Janet's thread

A weblog, mostly about knitting but other topics appear

Christmas Reading December 27, 2009

  Lillian Beckwith is one of my favourite authors.  When we were up in Bangor Northern Ireland earlier in December I was browsing in a 2nd hand bookshop and came across this one by her.  It was  first published in 1986.  I didn’trecognize the title or the cover.  I suspected that I had read it before but I decided that even if I had, it was worth reading again.  And sure enough it was.  Lillian Beckwith is better known for some of her other books about life in the Hebrides.  More famous ones include The Hills is Lonely and The Sea for Breakfast.  In the front of the book there is a small list of phrases in the Scottish form of the native languages of the British Isles.  These phrases are similar to Irish Gaeilge.  To quote Wikipedia, there are  “three Goidelic languages (Irish, Scottish Gaelic, and Manx)”.

 

As the sun shone in to our conservatory I took great pleasure in reading another Haruki Murakami book, After Dark.  This was a splendid book, possibly my favourite so far.

 Haruki Murakami – After Dark

Shortly before Christmas our Book Group met and we had a quiz.  There were a possible 26 points, I think.  My winner got a score of 17.  I think I came dismally last with a score of 6.  This was very bad – usually I like quizzes.  The only consolation to me was that I might have tied with the quizmaster’s wife, who also would normally do very well on her husband’s quizzes.  I was really envious when I saw the prize for the winner.  A book authored by the quizmaster himself and just published.      The Irish Post Box by Stephen Ferguson.   Over the past few months I have been taking pictures of post boxes and wondering about their history – here was just the book for me.  Stephen very kindly sent me one for Christmas.  In another entry I’ll show you some of my pictures of post boxes and tell you some of the history as gleaned from Stephen’s book

   

 

The Winter Solstice Is Approaching December 20, 2009

The Winter Solstice is drawing near.

  photo from this source.

This year, according to my source, the winter will officially occur in Dublin at 15:47 , 5:47 p.m., tomorrow December 21.  Correspondingly, it will be 9:47 a.m. on the west coast of America, 8 hours behind us here in Dublin.  There is a really interesting website showing photos and explaining the winter solstice at Newgrange, a world famous prehistoric site in Ireland.  Around the time of the winter solstice the rising sun shines into the inner chamber for 5 or 6 mornings.  Some of the photos shown of the 2005 solstice were taken by Anne-Marie Moroney, a weaving friend of mine.

Anne-Marie is also a photographer and author interested in archaeological and mystic phenomena.  Anne-Marie and a poet  friend, Susan Connelly, produced a book about some of the holy wells in Ireland.  She used not only her own photographs but also some of her textiles as illustrations.  I would like to tell you more, but that will have to wait for another day.  My copy of the book is currently in a container on the SS Rotterdam Express, approaching the Panama Canal, en route to Seattle.

I have a diary called Murakami Diary 2009.  Haruki Murakami is Japanese by birth and his books have been translated into many languages.  According to the Diary, the Winter Solstice in Japan is called Toji.  And looking up Toji I found the following:

Japan:  Tou Ji or To Ji (literally means winter solstice)

A few weeks (about 15 days) starting around 22nd of December is called Toji [or Tou Ji : Winter Solstice].

When solar celestial longitude gets 270 degrees, the most south, the solar height becomes lowest in the year in Northern Hemisphere.
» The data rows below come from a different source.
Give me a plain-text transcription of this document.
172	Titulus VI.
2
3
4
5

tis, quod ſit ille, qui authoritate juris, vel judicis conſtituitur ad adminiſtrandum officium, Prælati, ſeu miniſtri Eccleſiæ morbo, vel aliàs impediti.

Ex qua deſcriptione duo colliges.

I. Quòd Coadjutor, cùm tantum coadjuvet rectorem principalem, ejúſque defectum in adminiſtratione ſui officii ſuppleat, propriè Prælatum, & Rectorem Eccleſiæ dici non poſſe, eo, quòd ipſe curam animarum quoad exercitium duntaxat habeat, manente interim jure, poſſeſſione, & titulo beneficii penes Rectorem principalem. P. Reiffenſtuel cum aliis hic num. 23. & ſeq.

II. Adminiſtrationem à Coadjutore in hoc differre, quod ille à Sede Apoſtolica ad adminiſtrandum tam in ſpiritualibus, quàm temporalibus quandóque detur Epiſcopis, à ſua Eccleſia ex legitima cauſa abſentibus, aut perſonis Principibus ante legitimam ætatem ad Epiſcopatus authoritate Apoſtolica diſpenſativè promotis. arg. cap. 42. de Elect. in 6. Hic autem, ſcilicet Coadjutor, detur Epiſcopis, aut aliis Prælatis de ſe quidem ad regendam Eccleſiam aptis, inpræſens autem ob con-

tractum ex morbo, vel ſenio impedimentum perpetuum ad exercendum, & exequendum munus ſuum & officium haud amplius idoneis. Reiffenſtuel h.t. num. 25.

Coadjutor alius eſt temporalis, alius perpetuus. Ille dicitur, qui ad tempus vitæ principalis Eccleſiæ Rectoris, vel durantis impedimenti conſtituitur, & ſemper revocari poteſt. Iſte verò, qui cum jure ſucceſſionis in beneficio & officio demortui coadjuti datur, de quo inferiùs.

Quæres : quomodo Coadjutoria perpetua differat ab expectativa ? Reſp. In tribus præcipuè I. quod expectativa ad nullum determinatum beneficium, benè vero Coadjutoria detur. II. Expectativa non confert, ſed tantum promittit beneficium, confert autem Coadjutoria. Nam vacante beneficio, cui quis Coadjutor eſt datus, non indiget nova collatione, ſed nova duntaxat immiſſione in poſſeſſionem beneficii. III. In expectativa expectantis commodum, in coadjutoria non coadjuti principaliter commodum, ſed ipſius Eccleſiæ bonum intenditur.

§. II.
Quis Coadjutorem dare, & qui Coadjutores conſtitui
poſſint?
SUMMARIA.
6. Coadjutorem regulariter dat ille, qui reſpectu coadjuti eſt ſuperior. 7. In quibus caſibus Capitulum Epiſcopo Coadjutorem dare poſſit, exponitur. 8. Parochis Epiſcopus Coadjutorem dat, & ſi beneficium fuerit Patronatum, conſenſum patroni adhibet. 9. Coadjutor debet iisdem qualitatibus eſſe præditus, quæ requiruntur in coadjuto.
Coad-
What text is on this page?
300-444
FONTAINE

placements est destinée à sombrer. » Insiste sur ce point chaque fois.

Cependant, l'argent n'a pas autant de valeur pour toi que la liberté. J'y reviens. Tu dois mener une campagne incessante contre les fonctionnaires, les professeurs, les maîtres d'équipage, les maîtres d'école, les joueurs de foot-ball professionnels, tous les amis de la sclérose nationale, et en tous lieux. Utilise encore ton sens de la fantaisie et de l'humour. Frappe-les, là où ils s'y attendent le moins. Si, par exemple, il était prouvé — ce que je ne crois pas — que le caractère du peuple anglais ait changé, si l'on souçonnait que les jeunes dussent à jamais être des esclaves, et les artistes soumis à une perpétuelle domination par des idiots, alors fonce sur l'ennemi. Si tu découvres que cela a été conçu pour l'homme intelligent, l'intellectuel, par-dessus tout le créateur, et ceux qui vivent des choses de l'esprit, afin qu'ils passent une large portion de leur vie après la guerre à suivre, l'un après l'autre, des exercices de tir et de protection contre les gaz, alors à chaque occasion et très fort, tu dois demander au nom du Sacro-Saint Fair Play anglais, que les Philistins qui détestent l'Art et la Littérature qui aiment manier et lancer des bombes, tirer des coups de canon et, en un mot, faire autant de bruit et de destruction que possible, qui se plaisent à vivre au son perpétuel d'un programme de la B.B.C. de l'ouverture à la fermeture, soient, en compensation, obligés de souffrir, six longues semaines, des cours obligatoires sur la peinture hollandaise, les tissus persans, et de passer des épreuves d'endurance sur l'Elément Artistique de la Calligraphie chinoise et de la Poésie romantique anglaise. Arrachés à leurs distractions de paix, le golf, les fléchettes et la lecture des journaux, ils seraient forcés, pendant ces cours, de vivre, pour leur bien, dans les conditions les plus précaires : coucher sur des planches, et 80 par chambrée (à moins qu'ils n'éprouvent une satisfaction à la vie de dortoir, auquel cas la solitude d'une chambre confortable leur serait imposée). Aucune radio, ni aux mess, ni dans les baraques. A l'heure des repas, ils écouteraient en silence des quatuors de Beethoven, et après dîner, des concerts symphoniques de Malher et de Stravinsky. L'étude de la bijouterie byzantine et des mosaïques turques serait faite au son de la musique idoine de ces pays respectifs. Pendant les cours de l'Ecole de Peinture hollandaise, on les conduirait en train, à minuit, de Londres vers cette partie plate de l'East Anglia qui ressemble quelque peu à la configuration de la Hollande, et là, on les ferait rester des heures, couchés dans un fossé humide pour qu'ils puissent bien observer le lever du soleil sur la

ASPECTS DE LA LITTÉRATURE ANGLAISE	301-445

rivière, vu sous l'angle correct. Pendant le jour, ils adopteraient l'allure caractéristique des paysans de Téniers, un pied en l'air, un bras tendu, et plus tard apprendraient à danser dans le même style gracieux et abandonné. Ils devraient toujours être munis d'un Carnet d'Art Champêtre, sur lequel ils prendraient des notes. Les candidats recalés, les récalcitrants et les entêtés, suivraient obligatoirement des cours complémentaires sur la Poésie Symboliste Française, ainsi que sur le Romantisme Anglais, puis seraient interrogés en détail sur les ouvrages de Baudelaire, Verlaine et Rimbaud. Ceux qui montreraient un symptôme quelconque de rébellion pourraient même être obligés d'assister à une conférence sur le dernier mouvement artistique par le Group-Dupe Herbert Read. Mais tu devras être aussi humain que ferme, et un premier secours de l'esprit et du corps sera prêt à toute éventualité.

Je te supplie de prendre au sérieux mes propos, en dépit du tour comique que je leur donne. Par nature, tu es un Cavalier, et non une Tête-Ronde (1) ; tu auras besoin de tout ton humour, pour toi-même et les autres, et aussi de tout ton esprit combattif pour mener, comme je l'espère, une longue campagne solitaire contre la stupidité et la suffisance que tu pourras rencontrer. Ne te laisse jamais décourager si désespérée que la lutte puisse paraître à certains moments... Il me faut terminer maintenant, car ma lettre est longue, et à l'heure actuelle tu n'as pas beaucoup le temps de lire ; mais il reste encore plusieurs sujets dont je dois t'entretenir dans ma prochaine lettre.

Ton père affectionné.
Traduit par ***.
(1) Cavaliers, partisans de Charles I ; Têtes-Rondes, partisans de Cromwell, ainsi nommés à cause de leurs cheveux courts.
Therefore, the daytime is shortest in the year and cold increase severity. In Japanese custom, we eat “Japanese Pumpkin” and Konnyaku (devil’s tongue) to pray for luck of money. Also, we take Yuzuburo (citron bath) to pray for health and fortune. From ancient times, there are many festivals held in all around the world to celebrate Toji (Winter Solstice), when sun approaches most in Northern Hemisphere. The festival of Christmas, which is originated in Europe is related to Toji this strongly.

Source:  http://www.b-zenjapan.com/nihon/12shiwasu.phtml

Winter solstice in Latin     sol=sun in      stice=stand still

 

A Favourite Author August 20, 2009

Filed under: Authors,Book Reviews,Books,Haruki Murakami — Janet @ 7:00 pm

Haruki Murakami – a Japanese writer who is one of my favourite authors.

Haruki Murakam The Wild Sheep Chase  A Wild Sheep Chase by Haruki Murakami – this is the book I chose for the July meeting of our Book Group.   When I told the Group of my choice it was the book I was reading at the time, possibly in May.   One approaches the problem of choosing a book for the Book Group with fear and trepidation, just hoping one won’t be condemned for choosing a book that nobody else likes.  Upon hearing my choice one of the other members exclaimed “Oh, I like that author”.  So I thought I was on to a good thing.  Not so though, when it came to the evening of the discussion.  I was told that I had a reputation for choosing quirky books and that I had not disappointed the Group in this respect this time.  In fact, some of the Group didn’t like the book at all, if they read it.  And others didn’t even try to read it, having heard how difficult it was.  By the time the Group met to discuss it I had forgotten some of the intricacies of the story.  But……the more discerning of the members, may I say, stuck with it and analyzed the book in depth –  in more depth in fact than I had exercised in reading it.   The discussion brought out a number of things and ways of interpreting the characters and the events that I had not thought of.  That just added to my enjoyment.  I love his books and have read quite a few of them, including Kafka on the Shore, Norwegian Wood, Dance Dance Dance, South of the Border West of the Sun, The Wind-Up Bird Chronicle, and What I Think About When I Think About Running.  In fact, the last book in the list was the first one I read by him.  Quite intriguing.  I went on to read the others, each one slightly different.

One of my sons is very keen on this author and so is a son of another Book Group member.  So I was heartened by that also.  Could we say that my choice of A Wild Sheep Chase separated the sheep from the goats?